La perfection n’est pas non plus un ensemble vague et général, un idéal qui plane bien loin au-dessus de nos têtes, rien n’est à la fois plus pratique et plus proche de nous. C’est une chose immédiate et que nous pouvons pratiquer à chaque instant, dans chaque action de nos journées. Ce n’est pas une théorie belle à entendre et à considérer, c’est un élément qui doit pénétrer chacun de nos actes pour le rendre parfait. De même que dans l’Eucharistie, si vous prenez une parcelle de l’Hostie Ste, fût-elle presque imperceptible, cette petite parcelle contient Dieu tout entier, avec tout son amour et toute sa sainteté, ainsi dans chacun de vos actes, vous donnez à Dieu votre volonté tout entière, votre âme tout entière, vos faculté toutes entières. Que la perfection envahisse de telle sorte tous les détails de votre vie, que, p.c.q. vous ne mettez pas de mesure dans le don de vous-même, à chacune de vos actions la nature tout entière soit jetée aux pieds de Dieu. Voilà la notion vraie de la perfection. Qu’elle vous accompagne partout.

Mais défiez-vous encore d’une minutie exagérée dans vos idées et vos désirs de perfection. Pendant la retraite vous dites sérieusement: « Je veux me convertir, je suis décidée à m’y mettre, je veux aimer Dieu comme je ne l’ai jamais aimé, je veux me donner toute à Lui. Mais comment m’y prendrai-je? Où chercherai-je les moyens d’arriver à ce que je veux ? » Mes chères Soeurs, Bossuet a dit une parole qui s’applique admirablement au sujet dont je vous parle; il dit qu’il y a des choses dont le moyen de les faire est de les faire sans autre moyen.
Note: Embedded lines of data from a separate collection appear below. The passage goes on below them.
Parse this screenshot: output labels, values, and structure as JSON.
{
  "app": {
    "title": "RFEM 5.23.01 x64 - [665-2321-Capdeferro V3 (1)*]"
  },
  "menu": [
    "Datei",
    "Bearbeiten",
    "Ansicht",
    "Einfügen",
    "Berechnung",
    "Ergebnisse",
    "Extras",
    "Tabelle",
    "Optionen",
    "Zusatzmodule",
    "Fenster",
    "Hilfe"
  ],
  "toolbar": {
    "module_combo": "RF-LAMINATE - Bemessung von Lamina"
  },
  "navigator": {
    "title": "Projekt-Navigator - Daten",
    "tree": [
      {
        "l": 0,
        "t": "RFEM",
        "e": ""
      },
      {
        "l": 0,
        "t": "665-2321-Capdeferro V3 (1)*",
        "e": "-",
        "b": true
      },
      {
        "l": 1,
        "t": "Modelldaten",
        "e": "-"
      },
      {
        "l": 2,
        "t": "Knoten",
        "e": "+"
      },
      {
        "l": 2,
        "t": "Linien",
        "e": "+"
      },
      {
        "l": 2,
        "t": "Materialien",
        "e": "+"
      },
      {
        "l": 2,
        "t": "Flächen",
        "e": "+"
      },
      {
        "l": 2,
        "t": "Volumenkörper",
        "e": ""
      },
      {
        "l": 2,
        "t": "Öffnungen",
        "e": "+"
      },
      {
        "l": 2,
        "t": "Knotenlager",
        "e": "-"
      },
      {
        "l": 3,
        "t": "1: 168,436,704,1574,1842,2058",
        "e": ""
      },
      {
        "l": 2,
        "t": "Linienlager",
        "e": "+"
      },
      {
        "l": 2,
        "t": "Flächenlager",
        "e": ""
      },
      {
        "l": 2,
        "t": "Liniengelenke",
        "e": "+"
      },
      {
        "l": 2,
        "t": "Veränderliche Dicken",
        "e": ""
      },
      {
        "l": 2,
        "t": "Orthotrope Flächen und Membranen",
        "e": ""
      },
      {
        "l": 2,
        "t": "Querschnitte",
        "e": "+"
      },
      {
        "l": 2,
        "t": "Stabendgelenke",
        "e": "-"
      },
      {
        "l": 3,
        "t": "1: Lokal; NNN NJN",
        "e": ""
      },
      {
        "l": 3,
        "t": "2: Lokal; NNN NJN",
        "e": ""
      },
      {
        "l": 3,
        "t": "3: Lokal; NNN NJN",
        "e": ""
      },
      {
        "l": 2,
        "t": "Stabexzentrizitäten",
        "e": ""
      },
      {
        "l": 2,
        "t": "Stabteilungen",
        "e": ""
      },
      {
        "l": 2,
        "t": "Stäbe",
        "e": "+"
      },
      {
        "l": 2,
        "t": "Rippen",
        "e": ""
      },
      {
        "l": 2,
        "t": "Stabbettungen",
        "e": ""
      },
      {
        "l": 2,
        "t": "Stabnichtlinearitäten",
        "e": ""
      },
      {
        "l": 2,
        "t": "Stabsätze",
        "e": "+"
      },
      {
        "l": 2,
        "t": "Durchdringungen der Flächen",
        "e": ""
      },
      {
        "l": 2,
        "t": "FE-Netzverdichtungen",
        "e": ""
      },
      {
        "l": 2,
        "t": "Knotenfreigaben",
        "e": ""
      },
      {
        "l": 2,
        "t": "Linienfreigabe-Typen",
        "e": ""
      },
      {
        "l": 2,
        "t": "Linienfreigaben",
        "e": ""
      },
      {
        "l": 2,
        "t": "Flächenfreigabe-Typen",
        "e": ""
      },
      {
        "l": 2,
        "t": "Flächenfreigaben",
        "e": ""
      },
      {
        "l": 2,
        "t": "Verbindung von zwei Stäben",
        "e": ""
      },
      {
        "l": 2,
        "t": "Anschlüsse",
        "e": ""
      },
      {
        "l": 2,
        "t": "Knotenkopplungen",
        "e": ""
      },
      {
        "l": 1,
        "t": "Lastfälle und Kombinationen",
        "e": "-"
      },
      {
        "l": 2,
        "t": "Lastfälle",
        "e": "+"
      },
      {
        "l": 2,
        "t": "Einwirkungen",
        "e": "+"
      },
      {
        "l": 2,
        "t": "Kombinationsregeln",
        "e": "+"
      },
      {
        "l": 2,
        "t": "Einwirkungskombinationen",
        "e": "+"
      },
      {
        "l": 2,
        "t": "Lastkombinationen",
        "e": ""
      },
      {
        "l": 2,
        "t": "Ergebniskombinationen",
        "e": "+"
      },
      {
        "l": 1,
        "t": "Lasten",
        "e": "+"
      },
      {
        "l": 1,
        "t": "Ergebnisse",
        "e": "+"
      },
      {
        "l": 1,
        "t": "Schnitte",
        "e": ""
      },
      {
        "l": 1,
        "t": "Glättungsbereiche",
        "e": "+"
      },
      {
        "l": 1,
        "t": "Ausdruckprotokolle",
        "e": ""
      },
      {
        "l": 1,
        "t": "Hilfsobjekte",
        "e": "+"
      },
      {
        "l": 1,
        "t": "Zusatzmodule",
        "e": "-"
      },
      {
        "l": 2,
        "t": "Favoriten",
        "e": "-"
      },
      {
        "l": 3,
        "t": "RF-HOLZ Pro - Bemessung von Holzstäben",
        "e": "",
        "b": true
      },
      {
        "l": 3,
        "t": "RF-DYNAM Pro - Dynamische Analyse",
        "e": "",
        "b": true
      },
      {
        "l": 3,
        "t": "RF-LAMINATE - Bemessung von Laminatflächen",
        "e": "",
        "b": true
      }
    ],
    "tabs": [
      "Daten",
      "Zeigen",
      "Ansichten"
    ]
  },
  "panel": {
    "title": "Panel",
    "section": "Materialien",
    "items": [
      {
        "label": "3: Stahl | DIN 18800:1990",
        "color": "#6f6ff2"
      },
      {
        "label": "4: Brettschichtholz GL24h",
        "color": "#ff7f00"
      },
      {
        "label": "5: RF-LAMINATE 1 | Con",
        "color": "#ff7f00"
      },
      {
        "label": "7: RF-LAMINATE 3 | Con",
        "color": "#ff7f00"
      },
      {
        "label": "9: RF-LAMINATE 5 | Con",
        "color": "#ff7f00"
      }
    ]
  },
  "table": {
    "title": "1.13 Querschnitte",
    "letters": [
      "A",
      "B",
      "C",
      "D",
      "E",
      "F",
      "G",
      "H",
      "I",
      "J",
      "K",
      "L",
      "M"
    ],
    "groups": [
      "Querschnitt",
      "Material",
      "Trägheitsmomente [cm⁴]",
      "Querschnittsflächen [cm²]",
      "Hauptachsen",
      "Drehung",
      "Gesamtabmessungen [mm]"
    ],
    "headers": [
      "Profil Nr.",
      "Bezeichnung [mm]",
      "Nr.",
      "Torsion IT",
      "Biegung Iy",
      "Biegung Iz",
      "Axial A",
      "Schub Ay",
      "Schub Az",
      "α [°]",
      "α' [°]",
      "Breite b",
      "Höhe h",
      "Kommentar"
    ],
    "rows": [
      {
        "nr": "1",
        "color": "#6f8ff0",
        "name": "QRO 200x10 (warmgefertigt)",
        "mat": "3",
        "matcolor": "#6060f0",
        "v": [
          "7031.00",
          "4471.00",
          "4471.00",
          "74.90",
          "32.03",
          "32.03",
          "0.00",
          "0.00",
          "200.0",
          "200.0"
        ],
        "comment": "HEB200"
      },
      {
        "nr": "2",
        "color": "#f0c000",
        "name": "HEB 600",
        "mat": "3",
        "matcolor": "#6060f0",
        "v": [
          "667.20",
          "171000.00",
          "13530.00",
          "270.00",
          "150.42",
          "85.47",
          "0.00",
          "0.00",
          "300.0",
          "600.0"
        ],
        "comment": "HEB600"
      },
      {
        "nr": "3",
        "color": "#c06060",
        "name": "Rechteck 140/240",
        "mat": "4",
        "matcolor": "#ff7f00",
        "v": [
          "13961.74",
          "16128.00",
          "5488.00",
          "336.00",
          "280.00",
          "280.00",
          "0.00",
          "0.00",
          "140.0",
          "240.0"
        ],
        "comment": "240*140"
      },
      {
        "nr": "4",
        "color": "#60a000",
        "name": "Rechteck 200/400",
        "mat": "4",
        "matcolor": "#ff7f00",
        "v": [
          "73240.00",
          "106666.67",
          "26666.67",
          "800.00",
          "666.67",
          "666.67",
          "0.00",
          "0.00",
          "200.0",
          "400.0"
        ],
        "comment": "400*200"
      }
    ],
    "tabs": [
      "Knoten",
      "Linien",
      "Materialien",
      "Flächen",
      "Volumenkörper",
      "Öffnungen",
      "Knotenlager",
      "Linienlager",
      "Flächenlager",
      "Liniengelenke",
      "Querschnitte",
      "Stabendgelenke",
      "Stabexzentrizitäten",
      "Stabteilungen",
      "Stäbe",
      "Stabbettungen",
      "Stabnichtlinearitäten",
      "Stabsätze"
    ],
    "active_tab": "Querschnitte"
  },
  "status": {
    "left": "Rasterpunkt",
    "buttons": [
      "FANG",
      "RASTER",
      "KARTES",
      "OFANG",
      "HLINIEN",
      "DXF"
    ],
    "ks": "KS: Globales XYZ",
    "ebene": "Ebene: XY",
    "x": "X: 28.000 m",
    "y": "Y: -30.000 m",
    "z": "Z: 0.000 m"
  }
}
Et St François appliquant plus directement cette pensée nous dit: « Le grand moyen d’aimer Dieu, c’est de l’aimer ». Et notre grand Augustin, cette lumière d’Hippone, résume cette dévotion en trois mots: « Ama et fac quod vis », Aimez et puis prenez les moyens que vous voulez. C’est là l’esprit de notre Patriarche, esprit qui est tout particulièrement le vôtre dans vos rapports avec Dieu, esprit de foi dans la puissance de la grâce et qui a moins à chercher les moyens humains qu’à s’appuyer sur la volonté divine, esprit de liberté qui, sans se préoccuper de tel ou tel moyen tend directement à Dieu, sans s’astreindre à une multitude de moyens qui donnent à l’âme quelque chose d’étroit, de resserré dans ses rapports avec la grâce. Non, il ne faut pas vous tourmenter, il faut vouloir et faire ce que Dieu veut et le vouloir fortement. Ah! fortement, me direz-vous, c’est justement là que je vous attends. Comment voudrai-je fortement, moi, dont la volonté est si faible et qui tant de fois déjà ai voulu sans persévérer ?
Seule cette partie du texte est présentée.